Kedua, ‘Salafi’ itu ‘consistently inconsistent’. Mereka sering mencontohkan, bagaimana Imam Ahmad dan Ibnu Taimiyyah sampai dipenjara karena teguh memegang prinsip di hadapan penguasa, tetapi tak seorangpun dari asatidzah mereka yang karena gigihnya dalam berjuang, sampai masuk penjara. Sebaliknya, mereka malah melabeli para Ulama yang masuk penjara sebagai Khawarij, maupun istilah lain yang semisal dengannya.
Ketiga, ‘Salafi’ jauh dari sikap ‘walk the talks’. Padahal ini sangat penting, karena intisari Ash-Shaf ayat 3 adalah ‘walk the talks’ ini. Kita lihat bagaimana ‘Salafi’ begitu gencar memberantas syirik, bid’ah dan berbagai penyakit ummat lainnya, tetapi membisu ketika hal-hal itu dipraktekkan penguasa. Paling banter, cuma berani ngomong di pengajian. ‘Gak berani setegas saat pelakunya adalah orang awam.

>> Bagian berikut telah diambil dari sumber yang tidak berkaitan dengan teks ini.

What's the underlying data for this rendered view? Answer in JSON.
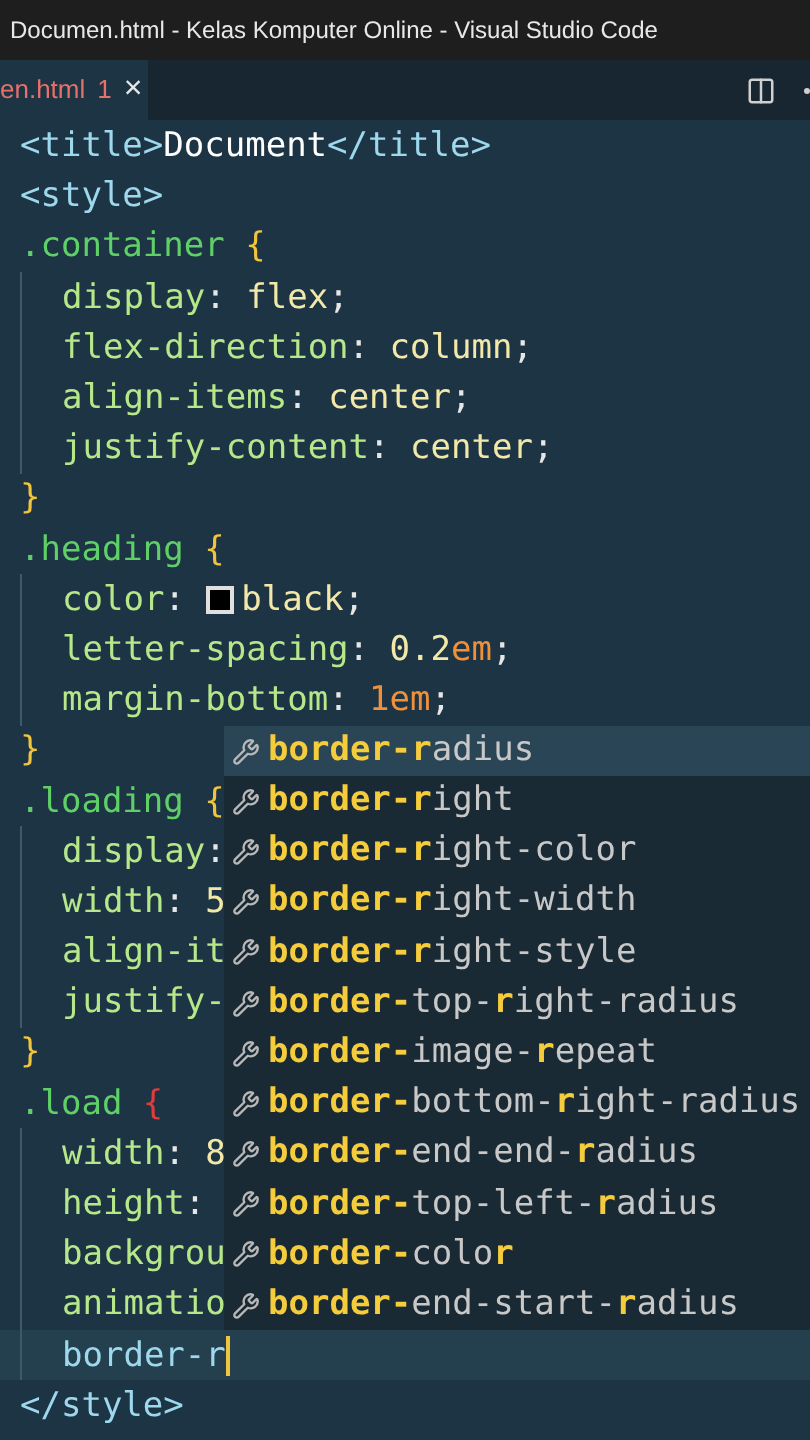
{
  "window": {
    "title": "Documen.html - Kelas Komputer Online - Visual Studio Code"
  },
  "tab": {
    "label": "en.html",
    "problems": "1",
    "close": "×",
    "selected": true
  },
  "editor": {
    "lines": [
      {
        "indented": false,
        "current": false,
        "tokens": [
          {
            "t": "<title>",
            "kind": "tag"
          },
          {
            "t": "Document",
            "kind": "text"
          },
          {
            "t": "</title>",
            "kind": "tag"
          }
        ]
      },
      {
        "indented": false,
        "current": false,
        "tokens": [
          {
            "t": "<style>",
            "kind": "tag"
          }
        ]
      },
      {
        "indented": false,
        "current": false,
        "tokens": [
          {
            "t": ".container",
            "kind": "selector"
          },
          {
            "t": " {",
            "kind": "brace"
          }
        ]
      },
      {
        "indented": true,
        "current": false,
        "tokens": [
          {
            "t": "display",
            "kind": "prop"
          },
          {
            "t": ": ",
            "kind": "punct"
          },
          {
            "t": "flex",
            "kind": "value"
          },
          {
            "t": ";",
            "kind": "punct"
          }
        ]
      },
      {
        "indented": true,
        "current": false,
        "tokens": [
          {
            "t": "flex-direction",
            "kind": "prop"
          },
          {
            "t": ": ",
            "kind": "punct"
          },
          {
            "t": "column",
            "kind": "value"
          },
          {
            "t": ";",
            "kind": "punct"
          }
        ]
      },
      {
        "indented": true,
        "current": false,
        "tokens": [
          {
            "t": "align-items",
            "kind": "prop"
          },
          {
            "t": ": ",
            "kind": "punct"
          },
          {
            "t": "center",
            "kind": "value"
          },
          {
            "t": ";",
            "kind": "punct"
          }
        ]
      },
      {
        "indented": true,
        "current": false,
        "tokens": [
          {
            "t": "justify-content",
            "kind": "prop"
          },
          {
            "t": ": ",
            "kind": "punct"
          },
          {
            "t": "center",
            "kind": "value"
          },
          {
            "t": ";",
            "kind": "punct"
          }
        ]
      },
      {
        "indented": false,
        "current": false,
        "tokens": [
          {
            "t": "}",
            "kind": "brace"
          }
        ]
      },
      {
        "indented": false,
        "current": false,
        "tokens": [
          {
            "t": ".heading",
            "kind": "selector"
          },
          {
            "t": " {",
            "kind": "brace"
          }
        ]
      },
      {
        "indented": true,
        "current": false,
        "tokens": [
          {
            "t": "color",
            "kind": "prop"
          },
          {
            "t": ": ",
            "kind": "punct"
          },
          {
            "kind": "swatch",
            "color": "#000000"
          },
          {
            "t": "black",
            "kind": "value"
          },
          {
            "t": ";",
            "kind": "punct"
          }
        ]
      },
      {
        "indented": true,
        "current": false,
        "tokens": [
          {
            "t": "letter-spacing",
            "kind": "prop"
          },
          {
            "t": ": ",
            "kind": "punct"
          },
          {
            "t": "0.2",
            "kind": "value"
          },
          {
            "t": "em",
            "kind": "unit"
          },
          {
            "t": ";",
            "kind": "punct"
          }
        ]
      },
      {
        "indented": true,
        "current": false,
        "tokens": [
          {
            "t": "margin-bottom",
            "kind": "prop"
          },
          {
            "t": ": ",
            "kind": "punct"
          },
          {
            "t": "1em",
            "kind": "unit"
          },
          {
            "t": ";",
            "kind": "punct"
          }
        ]
      },
      {
        "indented": false,
        "current": false,
        "tokens": [
          {
            "t": "}",
            "kind": "brace"
          }
        ]
      },
      {
        "indented": false,
        "current": false,
        "tokens": [
          {
            "t": ".loading",
            "kind": "selector"
          },
          {
            "t": " {",
            "kind": "brace"
          }
        ]
      },
      {
        "indented": true,
        "current": false,
        "tokens": [
          {
            "t": "display",
            "kind": "prop"
          },
          {
            "t": ":",
            "kind": "punct"
          }
        ]
      },
      {
        "indented": true,
        "current": false,
        "tokens": [
          {
            "t": "width",
            "kind": "prop"
          },
          {
            "t": ": ",
            "kind": "punct"
          },
          {
            "t": "5",
            "kind": "value"
          }
        ]
      },
      {
        "indented": true,
        "current": false,
        "tokens": [
          {
            "t": "align-it",
            "kind": "prop"
          }
        ]
      },
      {
        "indented": true,
        "current": false,
        "tokens": [
          {
            "t": "justify-",
            "kind": "prop"
          }
        ]
      },
      {
        "indented": false,
        "current": false,
        "tokens": [
          {
            "t": "}",
            "kind": "brace"
          }
        ]
      },
      {
        "indented": false,
        "current": false,
        "tokens": [
          {
            "t": ".load",
            "kind": "selector"
          },
          {
            "t": " {",
            "kind": "brace_error"
          }
        ]
      },
      {
        "indented": true,
        "current": false,
        "tokens": [
          {
            "t": "width",
            "kind": "prop"
          },
          {
            "t": ": ",
            "kind": "punct"
          },
          {
            "t": "8",
            "kind": "value"
          }
        ]
      },
      {
        "indented": true,
        "current": false,
        "tokens": [
          {
            "t": "height",
            "kind": "prop"
          },
          {
            "t": ":",
            "kind": "punct"
          }
        ]
      },
      {
        "indented": true,
        "current": false,
        "tokens": [
          {
            "t": "backgrou",
            "kind": "prop"
          }
        ]
      },
      {
        "indented": true,
        "current": false,
        "tokens": [
          {
            "t": "animatio",
            "kind": "prop"
          }
        ]
      },
      {
        "indented": true,
        "current": true,
        "tokens": [
          {
            "t": "border-r",
            "kind": "typing"
          }
        ]
      },
      {
        "indented": false,
        "current": false,
        "tokens": [
          {
            "t": "</style>",
            "kind": "tag"
          }
        ]
      }
    ]
  },
  "suggestions": [
    {
      "selected": true,
      "label": "**border-r**adius"
    },
    {
      "selected": false,
      "label": "**border-r**ight"
    },
    {
      "selected": false,
      "label": "**border-r**ight-color"
    },
    {
      "selected": false,
      "label": "**border-r**ight-width"
    },
    {
      "selected": false,
      "label": "**border-r**ight-style"
    },
    {
      "selected": false,
      "label": "**border-**top-**r**ight-radius"
    },
    {
      "selected": false,
      "label": "**border-**image-**r**epeat"
    },
    {
      "selected": false,
      "label": "**border-**bottom-**r**ight-radius"
    },
    {
      "selected": false,
      "label": "**border-**end-end-**r**adius"
    },
    {
      "selected": false,
      "label": "**border-**top-left-**r**adius"
    },
    {
      "selected": false,
      "label": "**border-**colo**r**"
    },
    {
      "selected": false,
      "label": "**border-**end-start-**r**adius"
    }
  ]
}
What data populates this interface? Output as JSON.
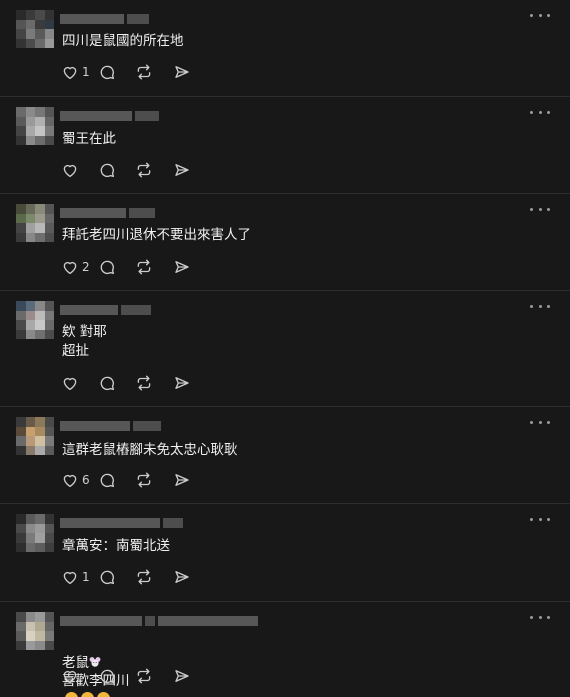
{
  "icons": {
    "like": "heart-icon",
    "reply": "speech-bubble-icon",
    "repost": "repost-arrows-icon",
    "share": "paper-plane-icon",
    "more": "ellipsis-icon"
  },
  "colors": {
    "background": "#181818",
    "divider": "#2d2d2d",
    "text": "#f3f5f7",
    "icon": "#cccccc",
    "censored": "#5f5f5f"
  },
  "posts": [
    {
      "text": "四川是鼠國的所在地",
      "likes": "1"
    },
    {
      "text": "蜀王在此",
      "likes": ""
    },
    {
      "text": "拜託老四川退休不要出來害人了",
      "likes": "2"
    },
    {
      "text_lines": [
        "欸 對耶",
        "超扯"
      ],
      "likes": ""
    },
    {
      "text": "這群老鼠樁腳未免太忠心耿耿",
      "likes": "6"
    },
    {
      "text": "章萬安：南蜀北送",
      "likes": "1"
    },
    {
      "text_parts": [
        "老鼠",
        "喜歡李四川"
      ],
      "likes": ""
    }
  ]
}
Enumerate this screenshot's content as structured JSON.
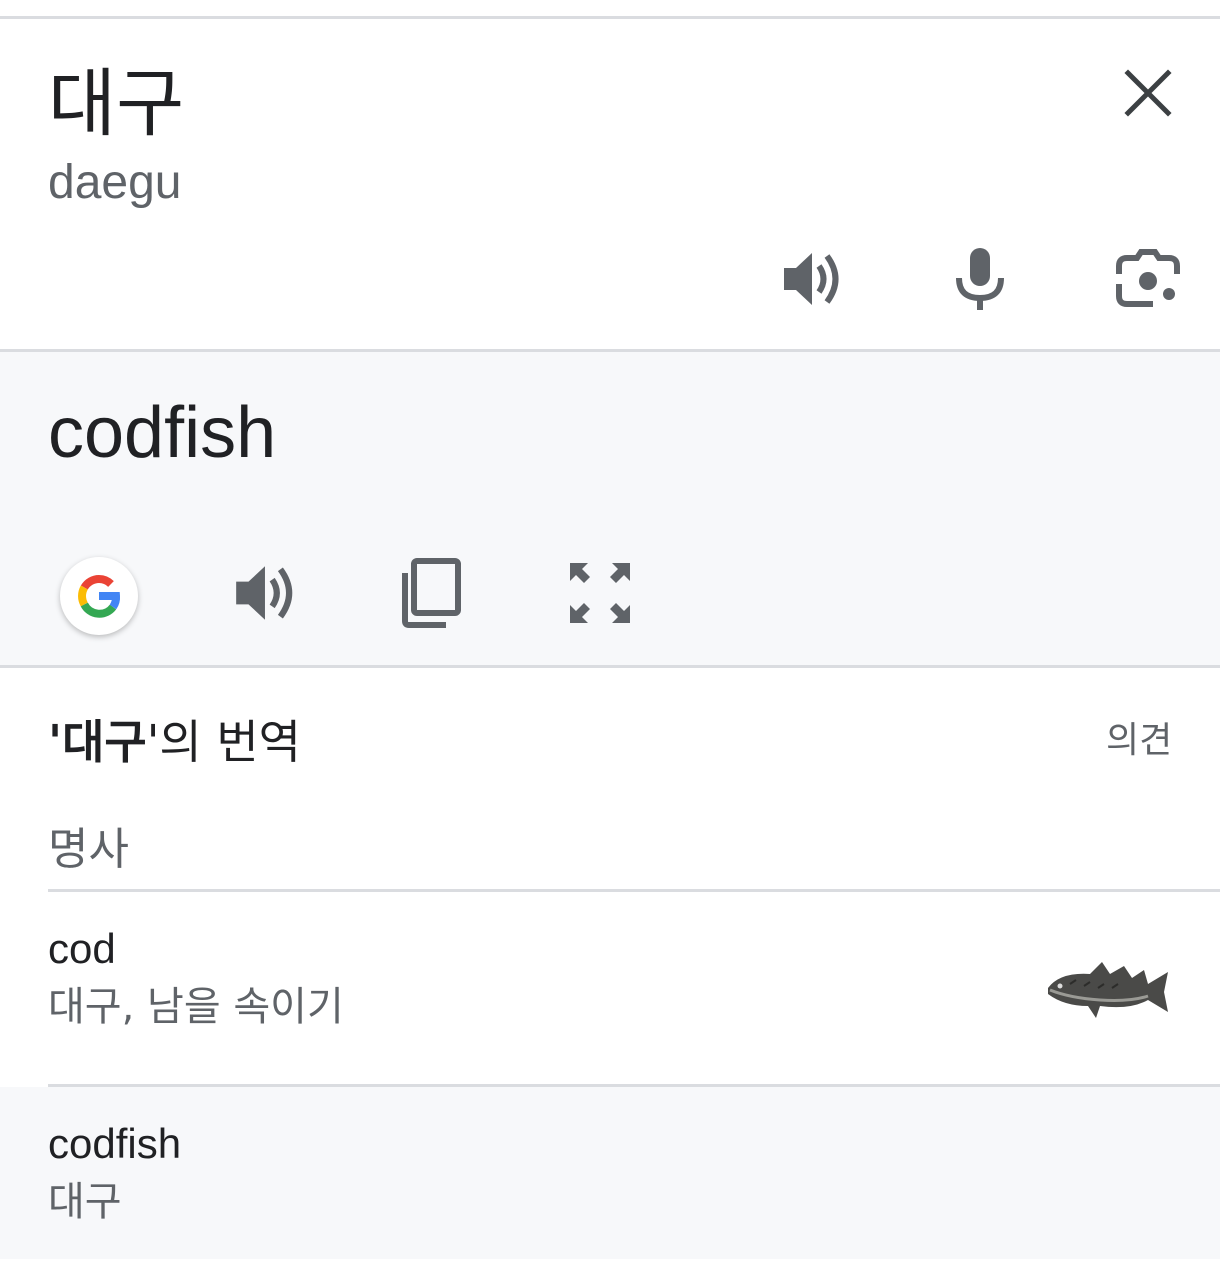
{
  "source": {
    "text": "대구",
    "transliteration": "daegu",
    "icons": [
      "close-icon",
      "speaker-icon",
      "microphone-icon",
      "camera-icon"
    ]
  },
  "translation": {
    "text": "codfish",
    "icons": [
      "google-icon",
      "speaker-icon",
      "copy-icon",
      "fullscreen-icon"
    ]
  },
  "dictionary": {
    "title_quote_open": "'",
    "title_word": "대구",
    "title_suffix": "'의 번역",
    "feedback_label": "의견",
    "part_of_speech": "명사",
    "entries": [
      {
        "word": "cod",
        "translations": "대구, 남을 속이기",
        "has_image": true
      },
      {
        "word": "codfish",
        "translations": "대구",
        "has_image": false
      }
    ]
  },
  "colors": {
    "text_primary": "#202124",
    "text_secondary": "#5f6368",
    "panel_gray": "#f7f8fa",
    "divider": "#dadce0",
    "icon_gray": "#5f6368"
  }
}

‘Salafi’ selalu mengklaim jalan mereka-lah yang paling sesuai dengan kehidupan Rasul dan para Sahabat, tetapi realitasnya sering bertolak-belakang. Para Sahabat banyak menghabiskan hidupnya di medan-medan jihad, mereka justru mengkritisi kaum jihadis. Tubuh dan pakaian mereka bersih dari debu jihad. Para Sahabat mencukupkan dengan hidup sederhana, mereka sampai punya program ‘Muslim Family Land’, sebuah acara mirip outbound dengan fasilitas ‘super wah’, dalam kacamata Islam.
Tentu masih banyak lagi ketidak-profesionalan ‘Salafi’, tetapi 3 hal di atas telah mencakup nilai-nilai yang prinsipil sifatnya. Sebagai sesama Muslim, kita dituntut untuk terus mengingatkan mereka. Misalnya, Pertama, mengingatkan bahwa agama ini adalah agama amal sholeh, yang tidak cukup dipraktekkan hanya dari pengajian ke pengajian. Dengan amal sholeh, menjadi praktisi lapangan, akan mengurangi syahwat dalam mentahdzir kelompok lainnya.
Cara Kedua, dengan mengajak para asatidzah mereka berangkat ke garis depan, pergi ke medan-medan jihad. Biarkan para asatidzah menyaksikan sendiri, mulai dari kesabaran para jihadist, sampai kehati-hatian kemana moncong senjata mereka arahkan. Pengalaman-pengalaman seperti ini, saya yakin mampu merubah paradigma mereka dalam berislam.
Selebihnya, hidayah tentu hak prerogatif Allah Ta’ala. Wallohu a’lam.